Students explore transformations of functions (translation, reflection, stretch/shrink) in a game-like setting.  Students must manipulate the parent function in such a way as to capture the stars on the screen when balls are launched from a specific location.  This activity is great for exploring how the graph changes when different numbers in different places in the function are changed.  Problem solving is required to discover the correct combination of transformations to successfully capture the stars.  Tasks are designed to start with simple transformations and work up to some really challenging problems for students who want to stretch their thinking.  Check out the link to this Marbleslides: Parabolas activity on Desmos (you may need to create a free account if you do not already have one).

Desmos Polygraphs

This is the math version of the game 20 Questions.  Students are paired up with other students in your class who are signed in to the same activity.  The goal is to guess which image (usually a geometric figures or a graphs of functions) the other student chose with the fewest questions possible.  One student is prompted to choose one of the images.  The other student then asks yes/no questions by typing into the question box.  When their partner responds, the questioning student can click on images that would be eliminated based on that response.  The student WINS when they have figured out the other student’s choice.  Then students are re-matched with another student.  This activity promotes critical thinking in that students must notice differences in the details of the images, and then must communicate about those differences using proper vocabulary.    Check out this YouTube video by Brian Wise to see how a game would be played.  Or, click on this link to see a Polygraphs: Exponentials example on Desmos (you may need to create a free account if you do not already have one).

Geometric Proofs

Writing proofs, start to finish, certainly requires problem solving and critically thinking.  However, many students initially struggle with this skill.  Teachers can scaffold the kind of critical thinking necessary by presenting proofs as puzzles to solve.  For a two-column proof, teachers can put each statement and each reason of a proof on separate pieces of paper.  Then give students a “framework” for the proof.  The framework could be set up in three different ways, depending on the level of the student or where the students are in the scaffolding progression.

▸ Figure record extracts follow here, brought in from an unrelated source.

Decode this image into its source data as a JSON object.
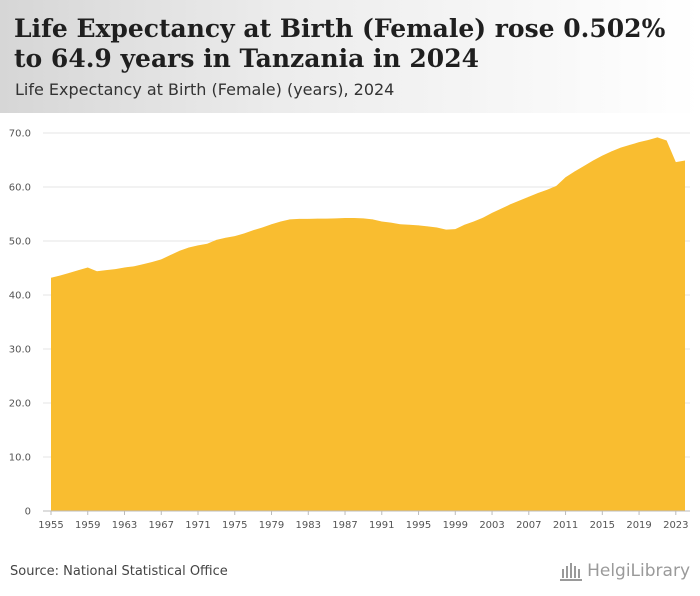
{
  "title": "Life Expectancy at Birth (Female) rose 0.502% to 64.9 years in Tanzania in 2024",
  "subtitle": "Life Expectancy at Birth (Female) (years), 2024",
  "source": "Source: National Statistical Office",
  "brand": "HelgiLibrary",
  "colors": {
    "fill": "#f9bd30",
    "grid": "#e6e6e6",
    "axis": "#bbbbbb"
  },
  "chart_data": {
    "type": "area",
    "title": "Life Expectancy at Birth (Female) (years), 2024",
    "xlabel": "",
    "ylabel": "years",
    "ylim": [
      0,
      70
    ],
    "y_ticks": [
      "0",
      "10.0",
      "20.0",
      "30.0",
      "40.0",
      "50.0",
      "60.0",
      "70.0"
    ],
    "x_tick_labels": [
      "1955",
      "1959",
      "1963",
      "1967",
      "1971",
      "1975",
      "1979",
      "1983",
      "1987",
      "1991",
      "1995",
      "1999",
      "2003",
      "2007",
      "2011",
      "2015",
      "2019",
      "2023"
    ],
    "series": [
      {
        "name": "Life Expectancy at Birth (Female)",
        "x": [
          1955,
          1956,
          1957,
          1958,
          1959,
          1960,
          1961,
          1962,
          1963,
          1964,
          1965,
          1966,
          1967,
          1968,
          1969,
          1970,
          1971,
          1972,
          1973,
          1974,
          1975,
          1976,
          1977,
          1978,
          1979,
          1980,
          1981,
          1982,
          1983,
          1984,
          1985,
          1986,
          1987,
          1988,
          1989,
          1990,
          1991,
          1992,
          1993,
          1994,
          1995,
          1996,
          1997,
          1998,
          1999,
          2000,
          2001,
          2002,
          2003,
          2004,
          2005,
          2006,
          2007,
          2008,
          2009,
          2010,
          2011,
          2012,
          2013,
          2014,
          2015,
          2016,
          2017,
          2018,
          2019,
          2020,
          2021,
          2022,
          2023,
          2024
        ],
        "values": [
          43.2,
          43.6,
          44.1,
          44.6,
          45.1,
          44.4,
          44.6,
          44.8,
          45.1,
          45.3,
          45.7,
          46.1,
          46.6,
          47.4,
          48.2,
          48.8,
          49.2,
          49.5,
          50.2,
          50.6,
          50.9,
          51.4,
          52.0,
          52.5,
          53.1,
          53.6,
          54.0,
          54.1,
          54.1,
          54.15,
          54.15,
          54.2,
          54.25,
          54.25,
          54.2,
          54.0,
          53.6,
          53.4,
          53.1,
          53.0,
          52.9,
          52.7,
          52.5,
          52.1,
          52.2,
          53.0,
          53.6,
          54.3,
          55.2,
          56.0,
          56.8,
          57.5,
          58.2,
          58.9,
          59.5,
          60.2,
          61.8,
          62.9,
          63.9,
          64.9,
          65.8,
          66.6,
          67.3,
          67.8,
          68.3,
          68.7,
          69.2,
          68.6,
          64.6,
          64.9
        ]
      }
    ]
  }
}
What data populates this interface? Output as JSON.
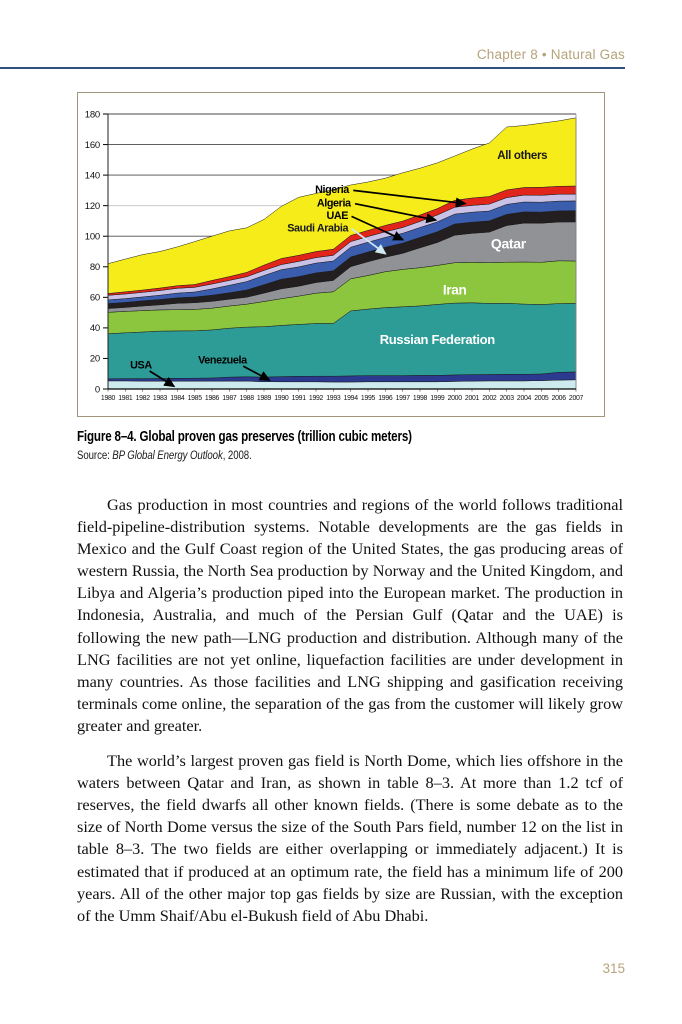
{
  "page": {
    "running_head": "Chapter 8 • Natural Gas",
    "page_number": "315",
    "accent_color": "#b5a37c",
    "rule_color": "#31517e"
  },
  "figure": {
    "caption": "Figure 8–4. Global proven gas preserves (trillion cubic meters)",
    "source_prefix": "Source: ",
    "source_title": "BP Global Energy Outlook",
    "source_suffix": ", 2008."
  },
  "paragraphs": [
    "Gas production in most countries and regions of the world follows traditional field-pipeline-distribution systems. Notable developments are the gas fields in Mexico and the Gulf Coast region of the United States, the gas producing areas of western Russia, the North Sea production by Norway and the United Kingdom, and Libya and Algeria’s production piped into the European market. The production in Indonesia, Australia, and much of the Persian Gulf (Qatar and the UAE) is following the new path—LNG production and distribution. Although many of the LNG facilities are not yet online, liquefaction facilities are under development in many countries. As those facilities and LNG shipping and gasification receiving terminals come online, the separation of the gas from the customer will likely grow greater and greater.",
    "The world’s largest proven gas field is North Dome, which lies offshore in the waters between Qatar and Iran, as shown in table 8–3. At more than 1.2 tcf of reserves, the field dwarfs all other known fields. (There is some debate as to the size of North Dome versus the size of the South Pars field, number 12 on the list in table 8–3. The two fields are either overlapping or immediately adjacent.) It is estimated that if produced at an optimum rate, the field has a minimum life of 200 years. All of the other major top gas fields by size are Russian, with the exception of the Umm Shaif/Abu el-Bukush field of Abu Dhabi."
  ],
  "chart_data": {
    "type": "area",
    "stacked": true,
    "title": "Global proven gas preserves (trillion cubic meters)",
    "xlabel": "",
    "ylabel": "",
    "ylim": [
      0,
      180
    ],
    "yticks": [
      0,
      20,
      40,
      60,
      80,
      100,
      120,
      140,
      160,
      180
    ],
    "light_gridline": 120,
    "grid": true,
    "legend_position": "in-plot labels with arrows",
    "x": [
      1980,
      1981,
      1982,
      1983,
      1984,
      1985,
      1986,
      1987,
      1988,
      1989,
      1990,
      1991,
      1992,
      1993,
      1994,
      1995,
      1996,
      1997,
      1998,
      1999,
      2000,
      2001,
      2002,
      2003,
      2004,
      2005,
      2006,
      2007
    ],
    "series": [
      {
        "name": "USA",
        "color": "#cdebee",
        "values": [
          5.3,
          5.3,
          5.2,
          5.2,
          5.2,
          5.2,
          5.2,
          5.2,
          5.2,
          4.8,
          4.7,
          4.7,
          4.7,
          4.6,
          4.6,
          4.7,
          4.7,
          4.7,
          4.7,
          4.7,
          5.0,
          5.2,
          5.3,
          5.3,
          5.3,
          5.5,
          5.8,
          6.0
        ]
      },
      {
        "name": "Venezuela",
        "color": "#2b3a8f",
        "values": [
          1.4,
          1.5,
          1.6,
          1.7,
          1.8,
          1.9,
          2.0,
          2.6,
          2.8,
          3.0,
          3.4,
          3.6,
          3.7,
          3.8,
          4.0,
          4.1,
          4.1,
          4.1,
          4.2,
          4.2,
          4.2,
          4.2,
          4.2,
          4.3,
          4.3,
          4.3,
          5.1,
          5.2
        ]
      },
      {
        "name": "Russian Federation",
        "color": "#2d9c96",
        "values": [
          29.5,
          30.0,
          30.5,
          31.0,
          31.0,
          31.0,
          31.5,
          32.0,
          32.5,
          33.0,
          33.5,
          34.0,
          34.5,
          34.5,
          42.5,
          43.5,
          44.5,
          45.0,
          45.5,
          46.5,
          47.0,
          47.0,
          46.5,
          46.5,
          46.0,
          45.5,
          45.0,
          44.8
        ]
      },
      {
        "name": "Iran",
        "color": "#8cc63e",
        "values": [
          14.0,
          14.0,
          14.0,
          13.9,
          13.9,
          14.0,
          14.2,
          14.5,
          15.0,
          16.5,
          17.5,
          18.5,
          19.8,
          20.7,
          21.0,
          22.0,
          23.5,
          24.5,
          25.0,
          25.5,
          26.5,
          26.5,
          26.7,
          26.9,
          27.5,
          27.6,
          28.0,
          27.8
        ]
      },
      {
        "name": "Qatar",
        "color": "#909296",
        "values": [
          2.5,
          2.6,
          3.0,
          3.3,
          4.2,
          4.4,
          4.5,
          4.5,
          4.6,
          5.5,
          6.5,
          6.5,
          7.0,
          7.5,
          8.0,
          9.0,
          9.5,
          10.5,
          13.0,
          15.0,
          18.0,
          19.0,
          20.0,
          24.0,
          25.5,
          25.6,
          25.4,
          25.6
        ]
      },
      {
        "name": "Saudi Arabia",
        "color": "#231f20",
        "values": [
          3.2,
          3.3,
          3.4,
          3.5,
          3.6,
          3.7,
          4.0,
          4.2,
          4.7,
          5.5,
          6.3,
          6.3,
          6.3,
          6.3,
          6.3,
          6.4,
          6.5,
          6.7,
          6.8,
          7.0,
          7.3,
          7.3,
          7.3,
          7.3,
          7.3,
          7.3,
          7.3,
          7.3
        ]
      },
      {
        "name": "UAE",
        "color": "#3a5dad",
        "values": [
          2.4,
          2.5,
          2.6,
          2.8,
          3.1,
          3.3,
          4.1,
          4.9,
          5.5,
          6.0,
          6.2,
          6.3,
          6.4,
          6.4,
          6.4,
          6.4,
          6.4,
          6.4,
          6.5,
          6.5,
          6.5,
          6.5,
          6.5,
          6.5,
          6.5,
          6.5,
          6.4,
          6.4
        ]
      },
      {
        "name": "Algeria",
        "color": "#c9c2e6",
        "values": [
          3.0,
          3.0,
          3.0,
          3.1,
          3.1,
          3.1,
          3.2,
          3.2,
          3.2,
          3.3,
          3.3,
          3.6,
          3.6,
          3.7,
          3.7,
          3.7,
          3.7,
          3.8,
          4.0,
          4.5,
          4.5,
          4.5,
          4.5,
          4.5,
          4.5,
          4.5,
          4.5,
          4.5
        ]
      },
      {
        "name": "Nigeria",
        "color": "#e1251b",
        "values": [
          1.2,
          1.4,
          1.5,
          1.6,
          1.7,
          1.8,
          2.4,
          2.5,
          2.8,
          3.5,
          4.0,
          4.0,
          4.0,
          4.0,
          4.0,
          4.0,
          4.2,
          4.2,
          4.2,
          4.2,
          4.5,
          4.8,
          5.0,
          5.0,
          5.0,
          5.2,
          5.2,
          5.3
        ]
      },
      {
        "name": "All others",
        "color": "#f5ec1a",
        "values": [
          19.5,
          21.4,
          23.2,
          23.9,
          25.4,
          28.1,
          28.9,
          29.9,
          29.2,
          29.9,
          34.1,
          38.0,
          38.0,
          39.0,
          33.0,
          31.7,
          30.9,
          31.6,
          30.6,
          29.9,
          29.0,
          32.0,
          35.0,
          41.2,
          40.6,
          42.0,
          42.8,
          44.6
        ]
      }
    ],
    "area_labels": [
      {
        "text": "All others",
        "year": 2003.9,
        "value": 150.5,
        "color": "#1a1a1a",
        "size": 11.5
      },
      {
        "text": "Qatar",
        "year": 2003.1,
        "value": 92.0,
        "color": "#ffffff",
        "size": 14
      },
      {
        "text": "Iran",
        "year": 2000.0,
        "value": 62.0,
        "color": "#ffffff",
        "size": 13.5
      },
      {
        "text": "Russian Federation",
        "year": 1999.0,
        "value": 29.5,
        "color": "#ffffff",
        "size": 13
      }
    ],
    "annotations": [
      {
        "text": "Nigeria",
        "label": [
          1993.9,
          128.3
        ],
        "start": [
          1994.15,
          130.0
        ],
        "target_series": "Nigeria",
        "target_year": 2000.6,
        "color": "#000000",
        "anchor": "end"
      },
      {
        "text": "Algeria",
        "label": [
          1994.0,
          119.6
        ],
        "start": [
          1994.25,
          121.3
        ],
        "target_series": "Algeria",
        "target_year": 1998.9,
        "color": "#000000",
        "anchor": "end"
      },
      {
        "text": "UAE",
        "label": [
          1993.85,
          111.3
        ],
        "start": [
          1994.05,
          113.0
        ],
        "target_series": "UAE",
        "target_year": 1997.0,
        "color": "#000000",
        "anchor": "end"
      },
      {
        "text": "Saudi Arabia",
        "label": [
          1993.85,
          103.2
        ],
        "start": [
          1994.05,
          104.9
        ],
        "target_series": "Saudi Arabia",
        "target_year": 1996.0,
        "color": "#cfe9f2",
        "text_color": "#1a1a1a",
        "anchor": "end"
      },
      {
        "text": "USA",
        "label": [
          1981.9,
          13.3
        ],
        "start": [
          1982.4,
          11.8
        ],
        "target_series": "USA",
        "target_year": 1983.8,
        "color": "#000000",
        "anchor": "middle"
      },
      {
        "text": "Venezuela",
        "label": [
          1986.6,
          16.6
        ],
        "start": [
          1987.8,
          15.0
        ],
        "target_series": "Venezuela",
        "target_year": 1989.3,
        "color": "#000000",
        "anchor": "middle"
      }
    ]
  }
}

1.     The framework could include all of the reasons in the correct order and the students must match the correct statement.

2.     The framework could include all of the statements in the correct order and students must match the correct reason.

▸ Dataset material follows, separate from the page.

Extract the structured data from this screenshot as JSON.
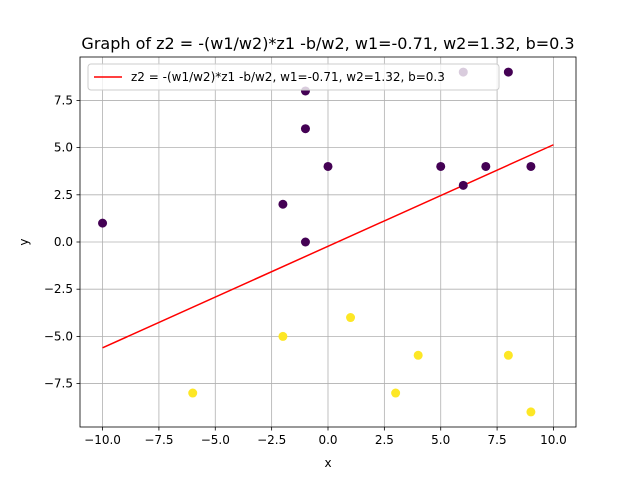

3.     The framework could just show spaces for statements and reasons and the students must determine the correct order for all of them.

The framework could also be adapted to work for paragraph proofs or flowchart proofs.  However the framework is structured, students are practicing the logical thinking necessary to eventually write geometric proofs on their own, but in a more accessible format that encourages problem solving and critical thinking.  (Note:  The “correct” order should be based on what is logically correct.  That means that for some proofs, different arrangements could be considered correct.)  Check out this example of what a geometric proof might look like.

Trigonometric Proofs

Trigonometric proofs of identities can be set up similarly to geometric proofs, but we do not usually include reasons as part of these proofs.  As such, the separate pieces of paper will only contain the individual steps for changing one trigonometric expression into another, equivalent expression.  Then students are tasked with putting the steps in the correct order.  (Note:  The “correct” order should be based on what is logically correct.  That means that for some proofs, different arrangements could be considered correct.)  Check out this example of what a trigonometric proof might look like.

Error Analysis

When teachers ask students to “do” a problem, students are demonstrating one level of understanding - that they can follow the correct steps to arrive at a correct response.  But we can ask students to demonstrate a different level of understanding when we ask them to analyze a problem that has already been worked out and discover the mistake in the work.  This requires students to use a higher order of thinking to follow someone’s steps and find the error in their work.  We can raise the level even higher if we also ask students to explain WHY that step is an error, WHY it does not work, and HOW the problem could be reworked correctly.  One more layer can be added to this type of problem if you tell students that it is their friend who has made the error and they must write the explanation as if they are addressing their friend and they want their friend to actually learn how to do the problem correctly.  This encourages them to write their analysis in a positive, helpful way because it makes the task a bit more personal.  Error Analysis can be especially helpful is the “error” in the problem is something that students often miss.  Students get a chance to see the mistake in “someone else’s” work and will hopefully learn not to make that mistake themselves.  Check out this example of what an error analysis problem might look like.

The key in all of these examples is to get students to think beyond just following the steps of working out a problem.  Give students chances to think differently or more deeply about a problem, and turn it into a puzzle to solve or something to figure out.  They will benefit from these opportunities to practice problem solving and critical thinking skills as they broaden their ability to think mathematically.